そんな彼女の初監督作品『サウンドバック 奏の石』。
その通称「サバク」と同じクール同じ時間帯の最大のライバルは、なんと王子監督の復帰作である『運命戦線 リデルライト』。
彼女たちはそのクールで“ハケン”を取るべく一丸となって奔走するのだが…
かなり口コミが良かったので鑑賞。
今年のポンポさん枠かと思ったら少し違った。
確かにとても良い映画。
主人公の成長物語としてかなり泣ける。
ただ、観ていてとにかく辛かった。
私は同世代の中でも珍しくアニメをほとんど見(たことが)ない人間なので、テーマがアニメーション業界のことだとイマイチ実感が湧きづらく、悔しい。
自分だけのものをみんなの自分のものにするのはなかなか辛いことだと思う。
ー刺され、誰かの胸に‼︎
正直私はどちらかと言うと刺さらなかった側だが、誰か1人でも刺されば良い。
アニメを見ない私みたいな人間こそ、アニメに救われるということはありそう。

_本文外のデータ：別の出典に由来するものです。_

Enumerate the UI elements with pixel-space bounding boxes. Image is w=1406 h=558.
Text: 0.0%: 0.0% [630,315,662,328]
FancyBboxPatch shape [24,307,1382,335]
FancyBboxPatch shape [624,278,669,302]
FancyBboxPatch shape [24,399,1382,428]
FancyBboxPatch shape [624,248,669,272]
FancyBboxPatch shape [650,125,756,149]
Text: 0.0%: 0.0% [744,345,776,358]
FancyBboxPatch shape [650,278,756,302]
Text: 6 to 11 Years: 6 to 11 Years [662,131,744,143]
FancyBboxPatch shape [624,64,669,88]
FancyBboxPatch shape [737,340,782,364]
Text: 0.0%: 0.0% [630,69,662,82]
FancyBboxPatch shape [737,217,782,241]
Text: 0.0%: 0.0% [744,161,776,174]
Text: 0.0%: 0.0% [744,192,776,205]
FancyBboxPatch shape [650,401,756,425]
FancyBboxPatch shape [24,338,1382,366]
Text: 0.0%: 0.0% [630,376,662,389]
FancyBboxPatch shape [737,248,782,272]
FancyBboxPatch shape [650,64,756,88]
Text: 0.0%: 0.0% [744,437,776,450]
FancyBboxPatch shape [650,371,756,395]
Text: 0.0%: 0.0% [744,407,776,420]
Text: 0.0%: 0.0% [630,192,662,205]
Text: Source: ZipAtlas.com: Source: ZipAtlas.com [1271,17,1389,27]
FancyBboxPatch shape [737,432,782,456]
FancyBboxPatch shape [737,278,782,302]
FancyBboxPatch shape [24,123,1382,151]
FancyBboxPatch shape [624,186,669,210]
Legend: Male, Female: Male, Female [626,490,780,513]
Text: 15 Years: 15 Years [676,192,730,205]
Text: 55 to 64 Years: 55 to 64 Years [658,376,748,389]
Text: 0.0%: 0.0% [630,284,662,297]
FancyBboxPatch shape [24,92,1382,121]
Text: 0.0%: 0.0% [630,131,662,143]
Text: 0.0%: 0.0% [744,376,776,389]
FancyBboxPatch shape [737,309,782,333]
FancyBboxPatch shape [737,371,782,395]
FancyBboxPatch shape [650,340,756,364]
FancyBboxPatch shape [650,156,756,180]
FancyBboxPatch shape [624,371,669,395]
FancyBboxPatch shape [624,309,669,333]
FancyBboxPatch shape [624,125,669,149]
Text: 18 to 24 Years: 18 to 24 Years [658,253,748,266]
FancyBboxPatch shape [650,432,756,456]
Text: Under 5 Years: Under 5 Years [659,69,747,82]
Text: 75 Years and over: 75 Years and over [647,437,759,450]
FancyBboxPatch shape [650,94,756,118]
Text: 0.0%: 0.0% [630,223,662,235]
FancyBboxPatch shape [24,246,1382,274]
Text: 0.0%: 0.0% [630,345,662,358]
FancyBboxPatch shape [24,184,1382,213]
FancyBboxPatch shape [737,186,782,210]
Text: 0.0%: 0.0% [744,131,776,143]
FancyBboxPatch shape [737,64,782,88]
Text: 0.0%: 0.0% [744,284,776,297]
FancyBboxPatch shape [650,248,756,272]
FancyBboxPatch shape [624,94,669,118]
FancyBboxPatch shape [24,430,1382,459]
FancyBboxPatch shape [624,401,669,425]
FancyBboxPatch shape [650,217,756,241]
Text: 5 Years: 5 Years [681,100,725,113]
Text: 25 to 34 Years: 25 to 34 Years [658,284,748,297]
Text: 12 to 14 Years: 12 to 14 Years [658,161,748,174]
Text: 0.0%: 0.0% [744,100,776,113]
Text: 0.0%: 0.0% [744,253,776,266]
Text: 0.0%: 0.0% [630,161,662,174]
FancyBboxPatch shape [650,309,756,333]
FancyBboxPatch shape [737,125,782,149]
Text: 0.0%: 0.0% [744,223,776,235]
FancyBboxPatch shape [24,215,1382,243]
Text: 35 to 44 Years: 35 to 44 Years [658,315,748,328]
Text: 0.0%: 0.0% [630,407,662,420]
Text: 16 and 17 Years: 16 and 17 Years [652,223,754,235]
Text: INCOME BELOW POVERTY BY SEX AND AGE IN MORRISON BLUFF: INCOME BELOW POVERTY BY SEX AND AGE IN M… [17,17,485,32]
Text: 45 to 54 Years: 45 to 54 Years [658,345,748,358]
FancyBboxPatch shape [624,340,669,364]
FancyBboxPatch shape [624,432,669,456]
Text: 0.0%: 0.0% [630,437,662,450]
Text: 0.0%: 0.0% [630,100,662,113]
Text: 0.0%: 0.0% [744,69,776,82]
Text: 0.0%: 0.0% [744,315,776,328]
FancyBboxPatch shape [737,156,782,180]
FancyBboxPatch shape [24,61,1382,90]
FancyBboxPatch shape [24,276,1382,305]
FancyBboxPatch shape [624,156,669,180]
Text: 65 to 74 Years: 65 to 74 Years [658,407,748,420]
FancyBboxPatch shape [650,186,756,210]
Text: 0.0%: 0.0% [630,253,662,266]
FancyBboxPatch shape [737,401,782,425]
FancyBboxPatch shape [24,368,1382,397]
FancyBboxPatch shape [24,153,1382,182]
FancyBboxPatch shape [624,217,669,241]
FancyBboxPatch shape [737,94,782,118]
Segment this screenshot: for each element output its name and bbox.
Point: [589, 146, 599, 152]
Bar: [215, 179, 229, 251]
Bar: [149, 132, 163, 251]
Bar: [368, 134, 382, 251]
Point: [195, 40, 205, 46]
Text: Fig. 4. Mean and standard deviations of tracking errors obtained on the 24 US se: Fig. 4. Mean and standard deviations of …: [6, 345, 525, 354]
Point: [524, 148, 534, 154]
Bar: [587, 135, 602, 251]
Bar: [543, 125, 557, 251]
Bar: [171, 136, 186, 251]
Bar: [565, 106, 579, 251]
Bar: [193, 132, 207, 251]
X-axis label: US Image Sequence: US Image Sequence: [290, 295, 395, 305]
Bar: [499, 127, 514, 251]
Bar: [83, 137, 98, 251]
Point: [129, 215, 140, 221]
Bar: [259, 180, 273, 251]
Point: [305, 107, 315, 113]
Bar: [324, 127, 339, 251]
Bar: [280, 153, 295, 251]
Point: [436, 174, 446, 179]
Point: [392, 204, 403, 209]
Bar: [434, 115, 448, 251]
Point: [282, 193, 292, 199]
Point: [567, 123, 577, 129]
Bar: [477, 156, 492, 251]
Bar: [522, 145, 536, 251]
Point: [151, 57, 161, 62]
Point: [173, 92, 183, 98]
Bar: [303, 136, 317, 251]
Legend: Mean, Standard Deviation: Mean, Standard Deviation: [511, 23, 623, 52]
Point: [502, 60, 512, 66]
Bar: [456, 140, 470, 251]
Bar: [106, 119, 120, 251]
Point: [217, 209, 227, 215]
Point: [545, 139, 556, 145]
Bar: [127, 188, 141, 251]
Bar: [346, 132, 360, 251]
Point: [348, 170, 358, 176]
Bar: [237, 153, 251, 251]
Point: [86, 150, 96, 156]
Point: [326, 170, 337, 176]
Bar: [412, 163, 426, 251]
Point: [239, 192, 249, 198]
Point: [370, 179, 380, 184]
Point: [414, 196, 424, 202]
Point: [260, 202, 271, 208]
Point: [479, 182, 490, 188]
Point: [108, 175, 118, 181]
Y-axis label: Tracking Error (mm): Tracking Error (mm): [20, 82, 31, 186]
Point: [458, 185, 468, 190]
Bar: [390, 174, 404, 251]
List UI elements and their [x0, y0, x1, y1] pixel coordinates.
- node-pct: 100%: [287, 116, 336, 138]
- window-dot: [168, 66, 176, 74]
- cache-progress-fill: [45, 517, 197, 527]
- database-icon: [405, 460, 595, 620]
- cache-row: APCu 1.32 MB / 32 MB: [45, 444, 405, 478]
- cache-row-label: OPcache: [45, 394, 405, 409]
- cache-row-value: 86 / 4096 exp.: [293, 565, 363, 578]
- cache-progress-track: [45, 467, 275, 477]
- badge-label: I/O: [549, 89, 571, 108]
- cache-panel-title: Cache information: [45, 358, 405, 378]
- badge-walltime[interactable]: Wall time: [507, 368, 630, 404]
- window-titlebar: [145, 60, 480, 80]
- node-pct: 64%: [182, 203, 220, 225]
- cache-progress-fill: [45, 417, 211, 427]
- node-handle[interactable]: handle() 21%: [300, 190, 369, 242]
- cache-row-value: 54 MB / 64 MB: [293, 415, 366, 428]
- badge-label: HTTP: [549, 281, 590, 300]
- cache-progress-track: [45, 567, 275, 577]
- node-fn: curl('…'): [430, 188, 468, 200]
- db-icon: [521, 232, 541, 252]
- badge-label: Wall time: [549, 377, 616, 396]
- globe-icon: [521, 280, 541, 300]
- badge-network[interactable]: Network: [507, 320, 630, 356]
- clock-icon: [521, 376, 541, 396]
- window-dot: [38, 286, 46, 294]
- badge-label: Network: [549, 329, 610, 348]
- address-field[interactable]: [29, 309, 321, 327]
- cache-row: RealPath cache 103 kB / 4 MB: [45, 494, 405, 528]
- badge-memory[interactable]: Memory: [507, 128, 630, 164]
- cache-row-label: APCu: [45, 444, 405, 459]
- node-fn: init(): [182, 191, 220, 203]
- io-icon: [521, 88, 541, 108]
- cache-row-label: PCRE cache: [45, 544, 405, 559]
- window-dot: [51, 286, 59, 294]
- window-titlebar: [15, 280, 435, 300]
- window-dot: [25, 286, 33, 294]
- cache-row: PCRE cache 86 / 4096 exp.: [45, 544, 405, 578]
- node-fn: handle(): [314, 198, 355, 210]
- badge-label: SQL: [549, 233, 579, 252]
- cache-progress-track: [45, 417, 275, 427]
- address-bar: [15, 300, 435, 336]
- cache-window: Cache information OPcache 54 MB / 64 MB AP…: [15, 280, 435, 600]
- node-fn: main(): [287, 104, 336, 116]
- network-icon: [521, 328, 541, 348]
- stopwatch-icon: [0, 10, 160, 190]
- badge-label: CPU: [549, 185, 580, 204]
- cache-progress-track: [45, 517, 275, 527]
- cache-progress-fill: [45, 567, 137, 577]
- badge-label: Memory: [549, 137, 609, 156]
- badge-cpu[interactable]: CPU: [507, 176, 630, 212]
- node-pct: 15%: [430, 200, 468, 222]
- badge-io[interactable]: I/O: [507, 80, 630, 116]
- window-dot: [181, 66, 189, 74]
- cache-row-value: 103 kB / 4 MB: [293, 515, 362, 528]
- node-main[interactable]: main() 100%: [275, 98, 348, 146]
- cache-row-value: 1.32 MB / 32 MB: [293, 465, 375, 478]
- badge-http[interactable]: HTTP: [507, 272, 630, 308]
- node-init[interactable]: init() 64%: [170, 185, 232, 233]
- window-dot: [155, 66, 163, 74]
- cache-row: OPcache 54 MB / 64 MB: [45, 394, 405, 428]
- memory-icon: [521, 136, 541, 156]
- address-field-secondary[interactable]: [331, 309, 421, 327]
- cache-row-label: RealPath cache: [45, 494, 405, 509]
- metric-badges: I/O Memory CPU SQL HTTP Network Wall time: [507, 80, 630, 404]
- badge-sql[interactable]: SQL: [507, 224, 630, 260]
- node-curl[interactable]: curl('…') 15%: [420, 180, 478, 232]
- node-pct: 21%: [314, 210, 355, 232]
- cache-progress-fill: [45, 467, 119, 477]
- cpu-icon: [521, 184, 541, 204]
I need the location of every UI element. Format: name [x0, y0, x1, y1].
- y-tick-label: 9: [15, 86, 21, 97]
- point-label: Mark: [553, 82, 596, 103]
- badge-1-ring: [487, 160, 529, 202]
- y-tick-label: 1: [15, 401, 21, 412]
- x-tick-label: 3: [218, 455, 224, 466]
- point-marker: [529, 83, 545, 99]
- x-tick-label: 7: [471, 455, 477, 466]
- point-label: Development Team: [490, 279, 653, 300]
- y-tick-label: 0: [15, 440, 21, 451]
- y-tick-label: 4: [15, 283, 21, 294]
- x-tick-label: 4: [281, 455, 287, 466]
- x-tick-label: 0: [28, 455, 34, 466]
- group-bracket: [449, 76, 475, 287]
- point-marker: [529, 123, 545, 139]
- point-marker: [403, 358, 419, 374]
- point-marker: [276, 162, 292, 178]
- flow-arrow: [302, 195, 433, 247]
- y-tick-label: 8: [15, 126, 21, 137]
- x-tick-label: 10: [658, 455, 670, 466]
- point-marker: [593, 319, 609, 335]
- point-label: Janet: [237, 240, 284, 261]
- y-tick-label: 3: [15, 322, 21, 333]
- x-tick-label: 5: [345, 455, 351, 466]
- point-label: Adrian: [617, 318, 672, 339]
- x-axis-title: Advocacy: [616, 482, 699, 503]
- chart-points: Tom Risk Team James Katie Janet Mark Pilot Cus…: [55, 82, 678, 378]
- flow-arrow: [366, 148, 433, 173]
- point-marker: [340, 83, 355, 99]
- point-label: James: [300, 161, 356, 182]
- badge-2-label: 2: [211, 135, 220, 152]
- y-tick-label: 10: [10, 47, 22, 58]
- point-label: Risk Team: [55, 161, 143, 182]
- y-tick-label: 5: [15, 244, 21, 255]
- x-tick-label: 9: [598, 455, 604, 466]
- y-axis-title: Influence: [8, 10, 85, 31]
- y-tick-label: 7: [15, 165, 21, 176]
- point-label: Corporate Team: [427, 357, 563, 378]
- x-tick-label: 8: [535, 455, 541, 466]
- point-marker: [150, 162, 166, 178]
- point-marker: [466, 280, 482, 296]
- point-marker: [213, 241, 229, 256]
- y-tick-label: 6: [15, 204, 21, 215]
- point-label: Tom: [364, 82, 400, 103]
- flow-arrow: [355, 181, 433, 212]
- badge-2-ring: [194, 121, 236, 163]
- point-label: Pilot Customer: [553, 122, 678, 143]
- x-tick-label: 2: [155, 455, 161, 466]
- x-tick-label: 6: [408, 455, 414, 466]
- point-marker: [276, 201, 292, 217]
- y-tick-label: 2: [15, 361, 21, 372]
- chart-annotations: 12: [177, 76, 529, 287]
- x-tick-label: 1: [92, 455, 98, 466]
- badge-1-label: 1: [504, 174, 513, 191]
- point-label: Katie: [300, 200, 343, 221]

食わず嫌いせずに見なくては。
こんな私でも王子監督の主張や新人声優との和解、最終回の変更などにはグッときた。
あくまでもお仕事映画ではあったが、好きを肯定するような救いの描写がもう少しあればもっと好きになれたかもしれない。
登場人物はそれぞれ個性的でとても良い。
特に工藤阿須加と小野花梨の2人の関係性が好き。
ただ、気に入らないのが行城さんがあまりに急に良い奴になる点。
良い奴だと言うことは何となく分かっていたが、斎藤監督が行城さんを庇った瞬間優しくなるって…
やるんだったら最後までSっ気は残しておいて欲しかった。